Le Parti socialiste traverse une zone de turbulence symbolique après la parution d’un éditorial au vitriol dans La Libre Belgique, intitulé « Le PS à la dérive ». Signé par le rédacteur en chef Dorian de Meeûs, le texte dénonce la perte de repères du parti de Paul Magnette, incapable selon lui de “parler à ceux qui travaillent” et désormais englué dans une “victimisation morale” face au discours offensif du MR.
Mais la véritable onde de choc ne vient pas de la plume du journaliste : elle vient du partage enthousiaste qu’en a fait un élu socialiste lui-même, le bourgmestre d’Awans, Thibaut Smolders (PS), qui approuve ouvertement les critiques formulées contre son propre camp.
Sur les réseaux sociaux, l’élu wallon a relayé l’édito en appelant à un sursaut idéologique. « À force de chercher qui est Bouchez, on oublie qui nous sommes », écrit-il, estimant que « passer son temps à débattre pour savoir si Georges-Louis Bouchez est d’extrême droite ou non, c’est une branlette intellectuelle, spécialité du Boulevard mais qui ne ramène pas une voix. »
Pour Smolders, le PS doit se retrouver lui-même avant de continuellement pourfendre son adversaire de prédilection qu’incarne plus que tous, dans son style très singulier, le président du MR.
Un malaise idéologique qui refait surface au PS
Le bourgmestre appelle aux retrouvailles entre les tropismes fondamentaux du socialisme et son parti, historiquement celui de la laïcité, fidèle à ses convictions progressistes, aux travailleurs et à la solidarité qui finance des politiques publiques efficaces et justes.
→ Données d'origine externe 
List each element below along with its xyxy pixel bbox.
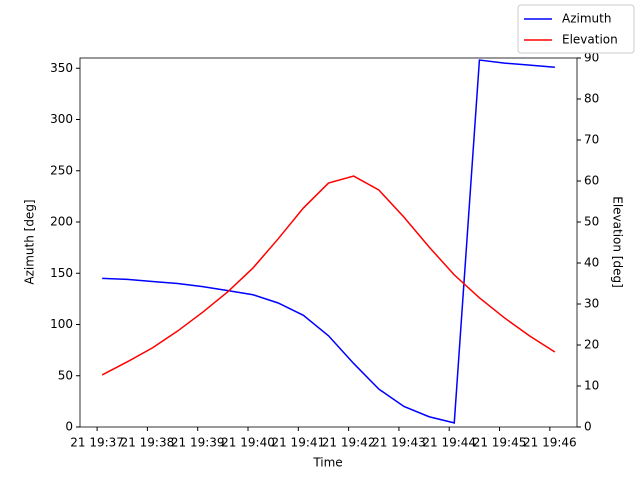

« Le PS n’a pas besoin de se réinventer en réagissant à Bouchez. Il doit simplement assumer ce qu’il a été dans ses meilleurs jours : un mouvement populaire, ancré dans le réel », ajoute-t-il.
Ce message, bien plus qu’une simple opinion personnelle, exsude le malaise irrépressible d’une aile socialiste laïque et productiviste, inquiète de sentir son camp renier sa ligne idéologique historique au profit de discours communautaristes et moraux.
Dans un contexte de recomposition politique à gauche, cette fracture larvée entre traditionnalistes socialistes et hérauts d’un PS imbibé de sociologie contemporaine refait surface.
À moins d’un an des élections fédérales, le billet de Thibaut Smolders révèle une tension que beaucoup, au Boulevard de l’Empereur, préféraient jusqu’ici tenir hors champ : celle d’un parti en quête de cohérence, partagé entre héritage ouvrier et adaptation culturelle à une époque où les repères de la gauche se brouillent.